The New Mexico State Aggies are playing in a bowl game for the first time since 1960, and just the fourth time in program history. That’s the Arizona Bowl against Utah State on Friday in Tucson (5:30 p.m. ET, CBSSN).
New Mexico State’s Arizona Bowl is the program’s first bowl since *1960*
NMSU is easy to root for on Friday.


NMSU beat South Alabama in Week 14, 22-17. That brought NMSU to 6-6 and made them the fifth bowl-eligible team in the Sun Belt. NMSU’s’ conference, the Sun Belt, has exactly five bowl ties, and they didn’t get passed over for a bid.
(Utah State’s nickname is, confusingly, also “Aggies.” It’s an Aggies-Aggies bowl!)
That the Arizona Bowl extended a bid is fortunate.

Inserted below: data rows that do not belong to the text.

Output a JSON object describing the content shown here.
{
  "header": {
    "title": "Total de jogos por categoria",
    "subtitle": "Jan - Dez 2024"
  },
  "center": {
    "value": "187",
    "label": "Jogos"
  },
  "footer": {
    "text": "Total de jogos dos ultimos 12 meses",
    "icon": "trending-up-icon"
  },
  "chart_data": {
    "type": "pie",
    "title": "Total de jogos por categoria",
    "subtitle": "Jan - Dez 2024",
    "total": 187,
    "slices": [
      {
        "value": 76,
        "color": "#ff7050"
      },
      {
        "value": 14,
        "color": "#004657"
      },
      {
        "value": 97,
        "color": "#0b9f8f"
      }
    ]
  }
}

NMSU probably wouldn’t have been able to play in any of the Sun Belt’s other bowl games for financial reasons.
According to a report from NBC 9 in El Paso, New Mexico State can’t afford any of the Sun Belt’s bowl bids with the lone exception of the Arizona Bowl.
“If you stick us too far back east, then it becomes a financial issue with our fans and if you’re obligated to buy X number of tickets and we can’t sell them to our fans, then it becomes a costly enterprise,” New Mexico State chancellor Garrey Carruthers told the station.
So it’s either the Arizona Bowl or New Mexico State will have to decline their first bowl bid in 57 years.
According to the Las Cruces Sun-News, New Mexico State balanced its budget and cut a total of $12 million. The athletic budget has been reduced by approximately $1 million over the past two years.
NMSU sounds really excited just to be here.
“This was the bowl that we all wanted to be in, just the proximity to Las Cruces and our fans being able to get here, and again we have a lot of kids from this area,” head coach Doug Martin said upon the team’s arrival on Tuesday. “So, there was some nervous time to the end there, but we finally got that done and then we saw who we were playing and that was even better. Things couldn’t have worked out better for us.”
Here’s how they celebrated when they got their bid:
Try not to get emotional watching this scene
NMSU has been fielding a top-division team for nearly 85 years. The Aggies hadn’t been rewarded with a bowl bid in nearly six decades. Watching on mute as fans storm the field, players embrace, and head coach Doug Martin cries through his postgame interview, you’d think they’d just won the national title.
NMSU had a quietly special year, and this game is the reward.
It’s hard to win in Las Cruces, which is in a recruiting wasteland. The football program has comparatively little money and had gone 2-10 or 3-9 in each of Martin’s first four seasons leading the program.
Not this year, though. NMSU has a postseason, and that’s awesome.